Pangkal perbedaan awal dalam masalah jumlah raka’at shalat Tarawih adalah pada sebuah pertanyaan mendasar. Yaitu apakah shalat Tarawih itu sama dengan shalat malam atau keduanya adalah jenis shalat sendiri-sendiri? Mereka yang menganggap keduanya adalah sama, biasanya akan mengatakan bahwa jumlah bilangan shalat Tawarih dan Witir itu 11 raka’at.

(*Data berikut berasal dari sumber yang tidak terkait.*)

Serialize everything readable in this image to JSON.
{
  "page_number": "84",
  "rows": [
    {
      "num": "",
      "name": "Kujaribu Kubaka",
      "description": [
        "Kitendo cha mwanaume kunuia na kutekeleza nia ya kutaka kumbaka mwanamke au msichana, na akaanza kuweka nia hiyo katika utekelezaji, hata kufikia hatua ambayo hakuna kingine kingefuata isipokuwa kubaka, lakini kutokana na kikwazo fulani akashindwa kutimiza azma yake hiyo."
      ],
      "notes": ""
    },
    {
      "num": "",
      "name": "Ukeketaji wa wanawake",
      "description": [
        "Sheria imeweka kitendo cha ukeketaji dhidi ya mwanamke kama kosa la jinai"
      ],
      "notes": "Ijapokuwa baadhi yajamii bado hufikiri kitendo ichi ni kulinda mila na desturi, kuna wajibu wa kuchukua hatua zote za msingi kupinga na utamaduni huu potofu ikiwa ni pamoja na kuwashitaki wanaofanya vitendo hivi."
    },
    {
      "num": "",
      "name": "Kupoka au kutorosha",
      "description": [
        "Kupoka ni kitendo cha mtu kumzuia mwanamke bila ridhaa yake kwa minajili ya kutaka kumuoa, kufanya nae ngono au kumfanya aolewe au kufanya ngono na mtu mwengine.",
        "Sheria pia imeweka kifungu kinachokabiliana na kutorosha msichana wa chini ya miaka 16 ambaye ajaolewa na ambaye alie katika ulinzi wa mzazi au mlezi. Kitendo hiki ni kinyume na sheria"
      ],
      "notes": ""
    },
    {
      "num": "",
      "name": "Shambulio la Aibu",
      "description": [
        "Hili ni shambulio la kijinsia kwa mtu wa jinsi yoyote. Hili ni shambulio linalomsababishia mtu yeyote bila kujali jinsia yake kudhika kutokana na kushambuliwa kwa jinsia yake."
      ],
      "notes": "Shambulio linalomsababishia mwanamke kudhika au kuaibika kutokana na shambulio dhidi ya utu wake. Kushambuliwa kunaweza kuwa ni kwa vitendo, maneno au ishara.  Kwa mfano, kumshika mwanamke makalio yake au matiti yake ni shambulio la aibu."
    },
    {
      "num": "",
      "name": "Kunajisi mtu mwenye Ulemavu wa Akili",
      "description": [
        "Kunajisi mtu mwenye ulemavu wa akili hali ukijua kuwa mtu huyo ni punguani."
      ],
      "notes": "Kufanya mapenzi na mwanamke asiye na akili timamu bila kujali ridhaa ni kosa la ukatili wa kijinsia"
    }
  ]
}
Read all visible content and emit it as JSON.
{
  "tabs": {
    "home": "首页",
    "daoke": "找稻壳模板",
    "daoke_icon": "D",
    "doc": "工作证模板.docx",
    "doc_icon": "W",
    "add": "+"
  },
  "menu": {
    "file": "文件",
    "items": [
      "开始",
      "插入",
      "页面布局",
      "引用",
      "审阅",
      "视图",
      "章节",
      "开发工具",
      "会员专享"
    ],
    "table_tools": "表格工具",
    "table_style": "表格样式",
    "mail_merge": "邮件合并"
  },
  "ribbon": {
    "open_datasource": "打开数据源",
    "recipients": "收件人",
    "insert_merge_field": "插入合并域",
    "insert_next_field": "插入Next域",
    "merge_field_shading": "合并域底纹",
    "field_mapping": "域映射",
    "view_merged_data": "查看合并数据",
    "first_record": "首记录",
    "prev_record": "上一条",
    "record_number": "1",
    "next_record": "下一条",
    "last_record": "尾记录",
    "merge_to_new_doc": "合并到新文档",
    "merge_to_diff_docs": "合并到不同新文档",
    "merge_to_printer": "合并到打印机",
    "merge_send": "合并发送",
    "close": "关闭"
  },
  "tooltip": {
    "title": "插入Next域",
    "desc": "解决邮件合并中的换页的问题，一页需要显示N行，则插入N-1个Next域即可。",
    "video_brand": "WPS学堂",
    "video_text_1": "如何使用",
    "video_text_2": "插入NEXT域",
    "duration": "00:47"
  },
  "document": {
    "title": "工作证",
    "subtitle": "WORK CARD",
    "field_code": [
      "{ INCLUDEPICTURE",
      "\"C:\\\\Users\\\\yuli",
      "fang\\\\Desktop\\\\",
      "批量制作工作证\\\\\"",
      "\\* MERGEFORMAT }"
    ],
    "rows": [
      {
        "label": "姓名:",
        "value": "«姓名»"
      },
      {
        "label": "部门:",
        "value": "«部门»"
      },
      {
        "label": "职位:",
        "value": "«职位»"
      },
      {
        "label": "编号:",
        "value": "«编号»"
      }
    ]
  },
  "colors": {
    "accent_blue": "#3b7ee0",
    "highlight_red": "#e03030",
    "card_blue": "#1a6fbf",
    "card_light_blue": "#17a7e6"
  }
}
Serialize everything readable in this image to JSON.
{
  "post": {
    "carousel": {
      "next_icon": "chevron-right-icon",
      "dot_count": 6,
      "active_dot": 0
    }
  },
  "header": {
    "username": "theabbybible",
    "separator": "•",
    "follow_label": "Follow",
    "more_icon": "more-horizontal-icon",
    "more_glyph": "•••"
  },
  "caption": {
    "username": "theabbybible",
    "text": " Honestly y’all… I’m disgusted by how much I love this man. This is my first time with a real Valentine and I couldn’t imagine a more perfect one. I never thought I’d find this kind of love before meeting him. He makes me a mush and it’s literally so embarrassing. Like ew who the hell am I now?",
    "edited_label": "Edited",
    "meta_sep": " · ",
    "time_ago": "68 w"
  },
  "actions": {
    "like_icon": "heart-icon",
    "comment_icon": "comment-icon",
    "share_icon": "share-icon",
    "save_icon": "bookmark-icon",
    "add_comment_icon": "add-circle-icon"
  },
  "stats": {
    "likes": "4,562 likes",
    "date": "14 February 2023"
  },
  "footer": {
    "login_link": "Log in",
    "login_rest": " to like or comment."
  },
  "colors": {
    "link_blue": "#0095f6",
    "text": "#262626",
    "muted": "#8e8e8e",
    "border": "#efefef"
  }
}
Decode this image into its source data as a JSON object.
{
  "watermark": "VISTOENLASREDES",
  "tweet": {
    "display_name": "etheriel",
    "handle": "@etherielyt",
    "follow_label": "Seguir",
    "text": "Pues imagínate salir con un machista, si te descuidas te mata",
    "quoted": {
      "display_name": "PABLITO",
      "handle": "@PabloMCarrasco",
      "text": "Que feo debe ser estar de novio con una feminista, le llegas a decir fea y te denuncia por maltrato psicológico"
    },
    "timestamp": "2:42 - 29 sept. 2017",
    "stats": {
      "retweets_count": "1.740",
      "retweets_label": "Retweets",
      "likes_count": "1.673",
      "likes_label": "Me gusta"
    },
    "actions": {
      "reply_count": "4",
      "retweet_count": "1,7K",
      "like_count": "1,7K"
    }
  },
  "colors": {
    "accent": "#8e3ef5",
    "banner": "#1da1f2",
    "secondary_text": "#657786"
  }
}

Dalam wacana mereka, di malam-malam Ramadhan, namanya menjadi Tarawih dan di luar malam-malam Ramadhan namanya menjadi shalat malam / qiyamullail. Dasar mereka adalah hadits Nabi SAW:
”Dari Aisyah RA bahwa Rasulullah SAW tidak pernah menambah di dalam ramadhan dan di luar Ramadhan dari 11 rakaat”. (HR. Al-Bukhari)
Sedangkan mereka yang membedakan antara keduanya (shalat malam dan shalat tarawih), akan cenderung mengatakan bahwa shalat Tarawih itu menjadi 36 raka’at karena mengikuti ijtihad Khalifah Umar bin ’Abdul Aziz yang ingin menyamai pahala shalat Tarawih Ahli Makkah yang menyelingi setiap empat raka’at dengan ibadah Thawaf.
Lalu Umar bin ’Abdul Aziz menambah raka’at shalat Tarawih menjadi 36 raka’at bagi orang di luar kota Makkah agar menyamahi pahala Tarawih ahli makkah; Atau shalat Tarawih 20 raka’at dan Witir 3 raka’at menjadi 23 raka’at. Sebab 11 rakaat itu adalah jumlah bilangan rakaat shalat malamnya Rasulullah saw bersama sahabat dan setelah itu Beliau menyempurnakan shalat malam di rumahnya. Sebagaimana Hadits Nabi SAW.:
“Rasulullah SAW keluar untuk shalat malam di bulan Ramadlan sebanyak tiga tahap: malam ketiga, kelima dan kedua puluh tujuh untuk shalat bersama umat di masjid, Rasulullah saw. shalat delapan raka’at, dan kemudian mereka menyempurnakan sisa shalatnya di rumah masing-masing. (HR Bukhari dan Muslim).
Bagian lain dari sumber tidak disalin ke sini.